Nassozi advises teachers to cultivate meaningful relationships with parents and offer learners both academic and vocational skills to allow them produce all-round citizens.

Fact File

1972: Born in Bujja, Masaka district.

1980-1986: Attended St Theresa Primary School, Kitovu.

1987-1993: Attended Trinity College Nabbingo for her O’ and A’level.

1997: Graduated with a bachelor of arts in education from Makerere University.

1998: Started teaching at Trinity College Nabbingo.

2010: Transferred to St Peter’s Nsambya

2011: Promoted to deputy headteacher.

2019: Promoted to headteacher and transferred to St Joseph’s Secondary School Mityana.

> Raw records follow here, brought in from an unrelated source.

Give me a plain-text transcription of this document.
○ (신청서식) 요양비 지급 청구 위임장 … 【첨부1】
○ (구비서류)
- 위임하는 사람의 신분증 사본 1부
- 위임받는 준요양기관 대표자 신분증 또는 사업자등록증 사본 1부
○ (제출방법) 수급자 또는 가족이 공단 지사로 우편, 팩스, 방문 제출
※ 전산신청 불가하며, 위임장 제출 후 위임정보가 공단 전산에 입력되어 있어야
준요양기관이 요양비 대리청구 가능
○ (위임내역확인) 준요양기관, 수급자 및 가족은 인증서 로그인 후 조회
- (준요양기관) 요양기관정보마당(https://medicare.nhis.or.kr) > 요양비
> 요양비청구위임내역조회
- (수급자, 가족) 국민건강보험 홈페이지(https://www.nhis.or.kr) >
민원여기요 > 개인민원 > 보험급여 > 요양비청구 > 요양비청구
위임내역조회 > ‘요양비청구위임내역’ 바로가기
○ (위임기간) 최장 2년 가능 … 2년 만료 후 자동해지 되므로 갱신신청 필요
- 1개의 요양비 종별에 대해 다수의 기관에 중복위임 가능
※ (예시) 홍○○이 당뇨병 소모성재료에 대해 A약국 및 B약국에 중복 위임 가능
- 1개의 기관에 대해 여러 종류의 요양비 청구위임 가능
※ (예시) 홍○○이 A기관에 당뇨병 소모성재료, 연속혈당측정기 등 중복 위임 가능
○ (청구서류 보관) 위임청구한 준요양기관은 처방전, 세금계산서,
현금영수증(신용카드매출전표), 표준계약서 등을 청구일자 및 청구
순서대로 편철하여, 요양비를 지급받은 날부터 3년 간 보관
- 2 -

Nassozi holds a master’s of arts in foundations of education from Makerere University and a post-graduate diploma in human resource management from Uganda Management Institute.

What Others Say

Samuel Kigozi, an uncle to one of the girls who had dropped out of school during lockdown

Nassozi has been instrumental in getting girls back to school. These children know that we did not study and do not listen to us when we talk to them about education.

Erusama Kasawuli, resident

Nassozi has introduced changes at the school. People who had given up on it now consider the school a source of hope in the community.

Aloysius Kyeyune, deputy speaker for Mityana district council

Nassozi’s work is giving hope to the community and the school.

John Robert Mayanja, chairperson Kakindu trading centre

The vocational courses Nassozi has introduced will make a difference in the lives of the learners.